Contou com a participação de líderes do setor de tratamento de água e efluentes como Giuliano Vito Dragone, Diretor GS Inima e Ex-Presidente do Sindicato Nacional das Concessionárias Privadas de Saneamento que enfocou sua apresentação na situação atual do Brasil nos tópicos mencionados e as principais alterações no novo marco legal do saneamento sancionado no mês passado.
O painel também foi formado por João Bosco Reis da Silva, gerente geral de sustentabilidade e relações institucionais da ArcelorMittal Tubarão, que falou sobre a construção de uma planta dessalinizadora de água do mar no estado do Espírito Santo, que deve entrar em operação no próximo ano e é a maior do país.
Quem completou o trio de palestrantes foi o professor da Universidade Federal de Viçosa, Rafael Kopschitz Bastos, que também atua como consultor do Governo Federal em demandas regulatórias para reúso de água na agricultura e água potável.
Pedroza iniciou o debate destacando “alguns pontos importantes”. “Sabemos que o Brasil tem grandes desafios de infraestrutura hídrica para atender à demanda, promover o desenvolvimento e superar a vulnerabilidade de acesso ao recurso em regiões sujeitas à escassez. É preciso também modernizar a infraestrutura existente”.

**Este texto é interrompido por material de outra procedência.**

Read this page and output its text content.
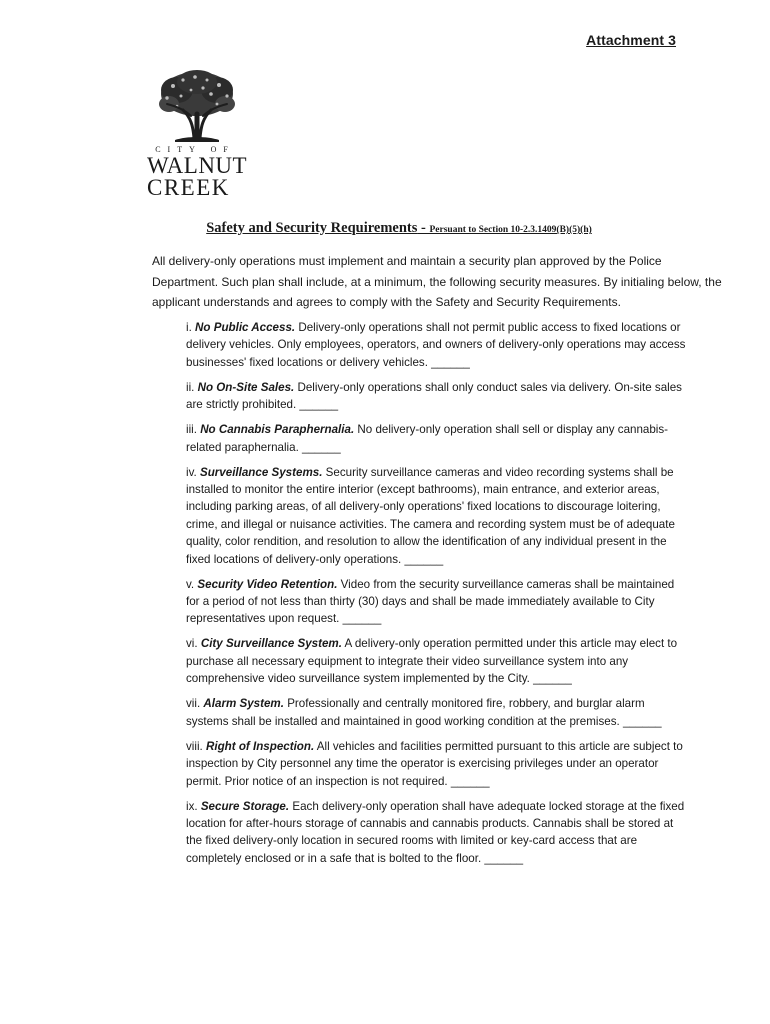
Attachment 3
CITY OF
WALNUT
CREEK
Safety and Security Requirements - Persuant to Section 10-2.3.1409(B)(5)(h)
All delivery-only operations must implement and maintain a security plan approved by the Police Department. Such plan shall include, at a minimum, the following security measures. By initialing below, the applicant understands and agrees to comply with the Safety and Security Requirements.
i. No Public Access. Delivery-only operations shall not permit public access to fixed locations or delivery vehicles. Only employees, operators, and owners of delivery-only operations may access businesses' fixed locations or delivery vehicles. ______
ii. No On-Site Sales. Delivery-only operations shall only conduct sales via delivery. On-site sales are strictly prohibited. ______
iii. No Cannabis Paraphernalia. No delivery-only operation shall sell or display any cannabis-related paraphernalia. ______
iv. Surveillance Systems. Security surveillance cameras and video recording systems shall be installed to monitor the entire interior (except bathrooms), main entrance, and exterior areas, including parking areas, of all delivery-only operations' fixed locations to discourage loitering, crime, and illegal or nuisance activities. The camera and recording system must be of adequate quality, color rendition, and resolution to allow the identification of any individual present in the fixed locations of delivery-only operations. ______
v. Security Video Retention. Video from the security surveillance cameras shall be maintained for a period of not less than thirty (30) days and shall be made immediately available to City representatives upon request. ______
vi. City Surveillance System. A delivery-only operation permitted under this article may elect to purchase all necessary equipment to integrate their video surveillance system into any comprehensive video surveillance system implemented by the City. ______
vii. Alarm System. Professionally and centrally monitored fire, robbery, and burglar alarm systems shall be installed and maintained in good working condition at the premises. ______
viii. Right of Inspection. All vehicles and facilities permitted pursuant to this article are subject to inspection by City personnel any time the operator is exercising privileges under an operator permit. Prior notice of an inspection is not required. ______
ix. Secure Storage. Each delivery-only operation shall have adequate locked storage at the fixed location for after-hours storage of cannabis and cannabis products. Cannabis shall be stored at the fixed delivery-only location in secured rooms with limited or key-card access that are completely enclosed or in a safe that is bolted to the floor. ______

Ele explicou que a demanda nacional para cobrir o déficit de água potável e saneamento está estimada em 500 bilhões de reais (cerca de 100 bilhões de dólares). No entanto, acrescentou que estão ocorrendo mudanças nos aspectos regulatórios para melhorar a atratividade de investimentos na área de água potável e saneamento nos setores público e privado.
Nesse contexto – questionou Giuliano Dragone – “em sua experiência no setor de saneamento e como integrante de uma empresa com atuação na área de projetos de reúso e dessalinização, qual a sua opinião sobre essas mudanças recentes? Quais são os pontos-chave em que ainda precisamos evoluir? E que papel os projetos de reúso e dessalinização desempenham na construção de uma gestão sustentável da água? ”

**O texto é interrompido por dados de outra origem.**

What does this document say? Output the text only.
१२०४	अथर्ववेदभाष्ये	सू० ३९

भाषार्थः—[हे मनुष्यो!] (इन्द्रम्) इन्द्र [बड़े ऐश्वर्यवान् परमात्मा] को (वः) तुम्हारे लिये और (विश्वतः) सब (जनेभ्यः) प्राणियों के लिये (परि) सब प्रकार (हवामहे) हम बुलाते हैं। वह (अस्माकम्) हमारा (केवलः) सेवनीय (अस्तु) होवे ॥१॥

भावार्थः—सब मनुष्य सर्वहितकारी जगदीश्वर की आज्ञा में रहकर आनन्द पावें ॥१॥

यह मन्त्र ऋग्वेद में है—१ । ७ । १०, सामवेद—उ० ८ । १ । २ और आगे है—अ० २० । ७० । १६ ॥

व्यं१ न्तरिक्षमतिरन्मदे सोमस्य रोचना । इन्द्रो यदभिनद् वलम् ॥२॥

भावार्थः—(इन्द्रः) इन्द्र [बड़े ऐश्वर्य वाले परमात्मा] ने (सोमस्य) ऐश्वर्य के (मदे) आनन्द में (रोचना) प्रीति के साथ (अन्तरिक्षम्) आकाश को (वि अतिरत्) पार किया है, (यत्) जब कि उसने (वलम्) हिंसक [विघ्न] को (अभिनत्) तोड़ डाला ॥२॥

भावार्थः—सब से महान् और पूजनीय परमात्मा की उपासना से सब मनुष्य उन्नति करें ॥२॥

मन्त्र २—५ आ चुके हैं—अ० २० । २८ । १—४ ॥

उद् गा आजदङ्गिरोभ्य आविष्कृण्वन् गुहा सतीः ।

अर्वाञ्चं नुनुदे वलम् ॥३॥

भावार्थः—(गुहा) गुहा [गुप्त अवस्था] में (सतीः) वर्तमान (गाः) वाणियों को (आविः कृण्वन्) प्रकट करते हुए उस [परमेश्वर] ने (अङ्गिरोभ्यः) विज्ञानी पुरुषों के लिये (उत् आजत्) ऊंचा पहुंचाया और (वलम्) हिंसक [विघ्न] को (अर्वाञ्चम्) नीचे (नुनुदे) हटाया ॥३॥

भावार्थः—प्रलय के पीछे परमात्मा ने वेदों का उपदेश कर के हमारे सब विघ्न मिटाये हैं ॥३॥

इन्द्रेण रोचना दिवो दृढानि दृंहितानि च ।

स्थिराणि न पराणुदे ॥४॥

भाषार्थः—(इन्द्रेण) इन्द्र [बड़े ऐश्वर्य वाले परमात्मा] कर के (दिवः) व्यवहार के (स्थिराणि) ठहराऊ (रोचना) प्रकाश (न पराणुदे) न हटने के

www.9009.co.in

Respostas de Giuliano Dragone
Dragone falou sobre a situação atual do Brasil em termos de serviços de água, esgoto e tratamento de efluentes, citando o relatório do Sistema Nacional de Informação em Saúde (SNIS 2018) cujos dados são expressos em média 83,6%, 53% e 46, 2% respectivamente.
Ou seja, até 2018 no Brasil havia cerca de 34 milhões 194 mil pessoas sem acesso ao serviço regular de água potável; os excrementos e resíduos líquidos de quase 98 milhões não são coletados por canos e os efluentes de mais da metade do país (cerca de 112,7 milhões de pessoas) são despejados no meio ambiente sem nenhum tratamento.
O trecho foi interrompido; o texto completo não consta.